At the time of his marriage, his father, John, was studying law but later pursued art studies at Heatherley School of Fine Art, in London. William's mother, Susan Mary Pollexfen, from Sligo, came from a wealthy merchant family, who owned a milling and shipping business. Soon after William's birth, the family relocated to the Pollexfen home at Merville, Sligo, to stay with her extended family, and the young poet came to think of the area as his childhood and spiritual home. Its landscape became, over time, both personally and symbolically, his "country of the heart". So too did its location by the sea; John Yeats stated that "by marriage with a Pollexfen, we have given a tongue to the sea cliffs". The Butler Yeats family were highly artistic; his brother Jack became an esteemed painter, while his sisters Elizabeth and Susan Mary—known to family and friends as Lollie and Lily—became involved in the Arts and Crafts movement. Their cousin Ruth Pollexfen, who was raised by the Yeats sisters after her parents' separation, designed the interior of the Australian prime minister's official residence.

Yeats was raised a member of the Protestant Ascendancy, which was at the time undergoing a crisis of identity.
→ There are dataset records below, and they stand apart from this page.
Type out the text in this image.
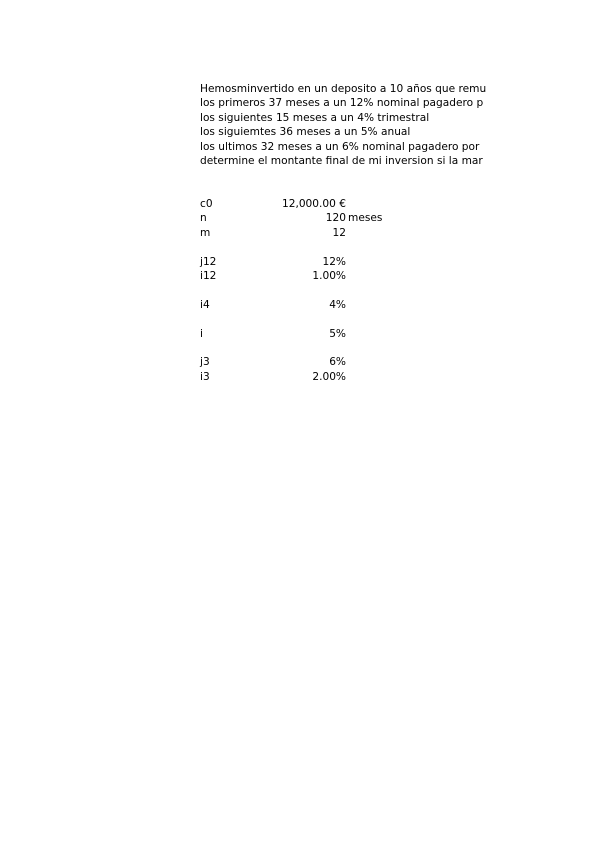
Hemosminvertido en un deposito a 10 años que remu
los primeros 37 meses a un 12% nominal pagadero p
los siguientes 15 meses a un 4% trimestral
los siguiemtes 36 meses a un 5% anual
los ultimos 32 meses a un 6% nominal pagadero por
determine el montante final de mi inversion si la mar
c0	12,000.00 €
n	120 meses
m	12
j12	12%
i12	1.00%
i4	4%
i	5%
j3	6%
i3	2.00%
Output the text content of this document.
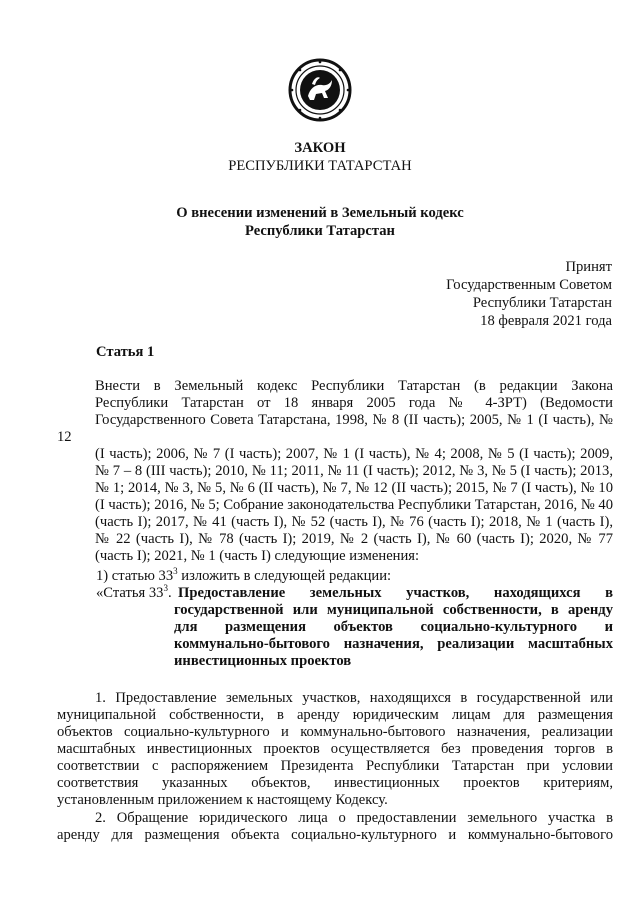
ЗАКОН
РЕСПУБЛИКИ ТАТАРСТАН
О внесении изменений в Земельный кодекс
Республики Татарстан
Принят
Государственным Советом
Республики Татарстан
18 февраля 2021 года
Статья 1
Внести в Земельный кодекс Республики Татарстан (в редакции Закона
Республики Татарстан от 18 января 2005 года № 4-ЗРТ) (Ведомости
Государственного Совета Татарстана, 1998, № 8 (II часть); 2005, № 1 (I часть), № 12
(I часть); 2006, № 7 (I часть); 2007, № 1 (I часть), № 4; 2008, № 5 (I часть); 2009,
№ 7 – 8 (III часть); 2010, № 11; 2011, № 11 (I часть); 2012, № 3, № 5 (I часть); 2013,
№ 1; 2014, № 3, № 5, № 6 (II часть), № 7, № 12 (II часть); 2015, № 7 (I часть), № 10
(I часть); 2016, № 5; Собрание законодательства Республики Татарстан, 2016, № 40
(часть I); 2017, № 41 (часть I), № 52 (часть I), № 76 (часть I); 2018, № 1 (часть I),
№ 22 (часть I), № 78 (часть I); 2019, № 2 (часть I), № 60 (часть I); 2020, № 77
(часть I); 2021, № 1 (часть I) следующие изменения:
1) статью $33^3$ изложить в следующей редакции:
«Статья $33^3$. Предоставление земельных участков, находящихся в
государственной или муниципальной собственности, в аренду
для размещения объектов социально-культурного и
коммунально-бытового назначения, реализации масштабных
инвестиционных проектов
1. Предоставление земельных участков, находящихся в государственной или
муниципальной собственности, в аренду юридическим лицам для размещения
объектов социально-культурного и коммунально-бытового назначения, реализации
масштабных инвестиционных проектов осуществляется без проведения торгов в
соответствии с распоряжением Президента Республики Татарстан при условии
соответствия указанных объектов, инвестиционных проектов критериям,
установленным приложением к настоящему Кодексу.
2. Обращение юридического лица о предоставлении земельного участка в
аренду для размещения объекта социально-культурного и коммунально-бытового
While his family was supportive of the changes Ireland was experiencing, the nationalist revival of the late 19th century directly disadvantaged his heritage and informed his outlook for the remainder of his life. In 1997, his biographer R. F. Foster observed that Napoleon's dictum that to understand the man you have to know what was happening in the world when he was twenty "is manifestly true of W.B.Y." Yeats's childhood and young adulthood were shadowed by the power-shift away from the minority Protestant Ascendancy. The 1880s saw the rise of Charles Stewart Parnell and the home rule movement; the 1890s saw the momentum of nationalism, while the Irish Catholics became prominent around the turn of the century. These developments had a profound effect on his poetry, and his subsequent explorations of Irish identity had a significant influence on the creation of his country's biography.